De plus en plus de géants pétroliers
quittent la France. Mais quelle est la raison de ce phénomène ? On
vous explique tout ci dessous !
Le carburant est en crise en France. Et ce
n’est pas seulement une question de prix à la pompe, en raison de
la guerre en Iran. En effet, depuis quelques mois, de nombreux
groupes pétroliers quittent la France. C’est par exemple le cas
très récemment de
Shell, actuellement cinquième ou sixième compagnie pétrolière
mondiale selon les classements. Le géant a ainsi récemment confirmé
son retrait de l’Hexagone. Mais il est loin d’être le seul. On
pense en effet aussi à BP, tandis qu’à
Esso a pris la décision de restructurer son activité. Mais
alors, quelle est la raison de cet exode massif ? On fait le point
à ce sujet ci dessous.
Un important exode depuis la France
En fait, le départ de ces groupes pétroliers de
la France n’est pas due à une seule cause. C’est en effet ce
qu’explique le Figaro.
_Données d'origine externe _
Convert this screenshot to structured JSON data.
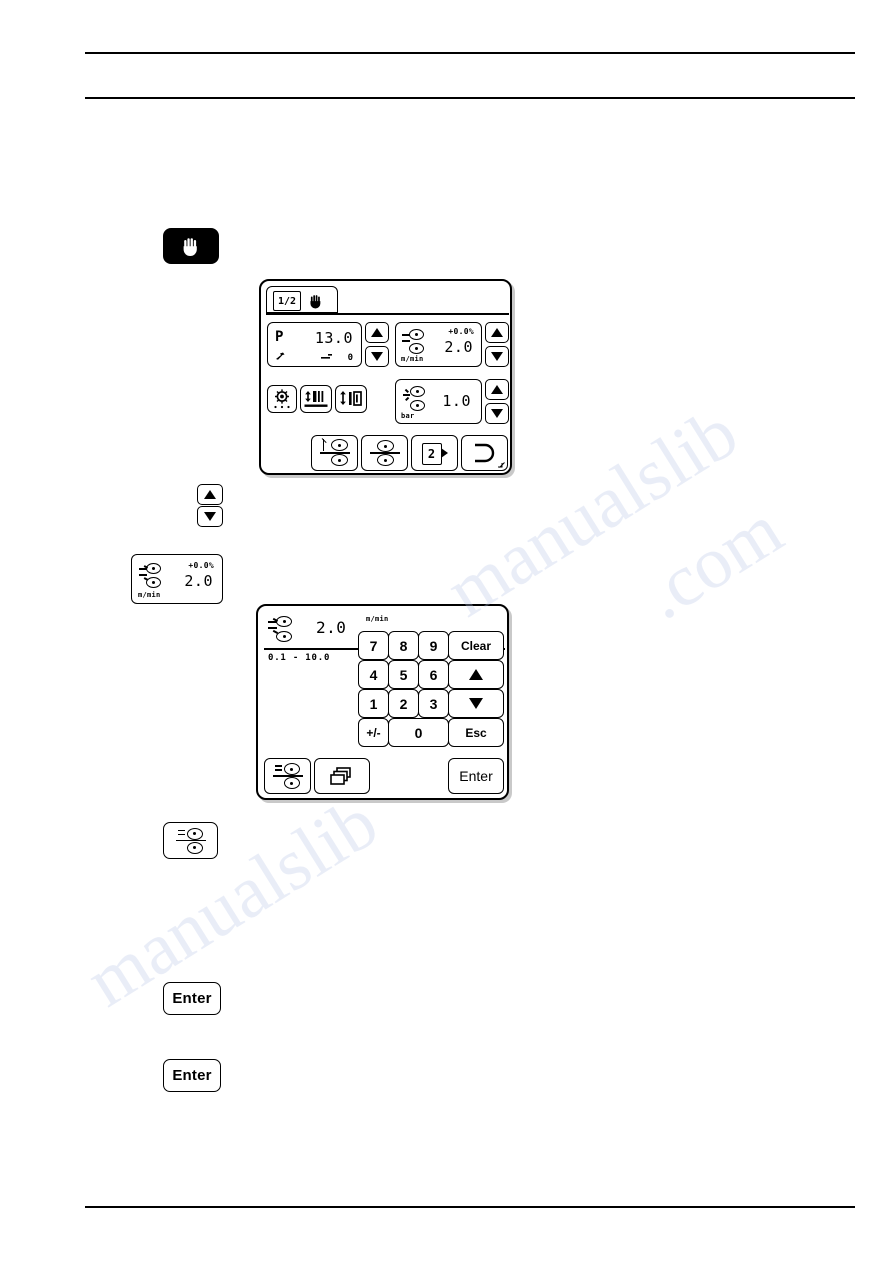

Car à vrai
dire, les raisons sont en fait nombreuses. Ainsi, les entreprises
concernées invoquent notamment une rentabilité insuffisante sur le
marché français. Et plus largement dans toute l’Europe. Ils
estiment ainsi que les marges se réduisent face à une régulation
dense et à une pression fiscale élevée. Et dans
leur stratégie mondiale, ils privilégient désormais des zones où
les conditions d’investissement apparaissent plus favorables. Et
surtout où la fiscalité pèse moins sur leurs résultats. Mais ce
n’est pas tout.
En effet, les directions de ces entreprises évoquent également
une forme de déséquilibre compétitif. Et ce entre
l’Europe et d’autres régions du monde. Elles considèrent que les
politiques fiscales sur le Vieux Continent réduisent leur capacité
d’investissement et de profitabilité. De plus, les débats autour de
la taxation des entreprises énergétiques alimentent aussi ce climat
d’incertitude. Notamment après les propositions d’impôts sur les «
superprofits ». Ces mesures ont été portées par plusieurs
formations politiques, dont Rassemblement National
et le Parti Socialiste.
De nombreuses raisons
Et ces dernières ont alors contribué à tendre la relation entre
pouvoirs publics et industriels. Mais concrètement, qu’est ce qui
va changer pour les automobilistes en France ? A vrai dire, pas
grand-chose, si ce n’est que l’offre pourrait être
légèrement réduite. Ainsi, de nombreuses stations-service
pourraient fermer. En particulier dans les zones périurbaines et
dans certaines villes où la rentabilité reste faible. Car ces
points de vente souffrent déjà d’une fréquentation en baisse et
d’une concurrence accrue. Bien sûr, la question des prix à
la pompe suscite également des interrogations. Mais
rassurez-vous, car les spécialistes anticipent peu de changements
directs pour les consommateurs.
Le marché français du
carburant reste très concurrentiel et fortement encadré par la
dynamique de la grande distribution. Ainsi, les pétroliers
historiques n’ont plus une liberté totale de fixation des prix. Ils
doivent s’aligner sur les stratégies agressives des enseignes de
supermarchés. Car ces derniers utilisent le carburant comme produit
d’appel pour attirer les clients en magasin. Ils pratiquent de ce
fait des prix très bas. De quoi obliger les
entreprises à s’aligner. Dans ce paysage en recomposition, deux
acteurs conservent encore un rôle structurant dans la vente directe
de carburant en propre.
C’est le cas de TotalEnergies et du groupe italien ENI. Ces
derniers restent les derniers grands pétroliers à maintenir un
réseau significatif de stations sous leur enseigne.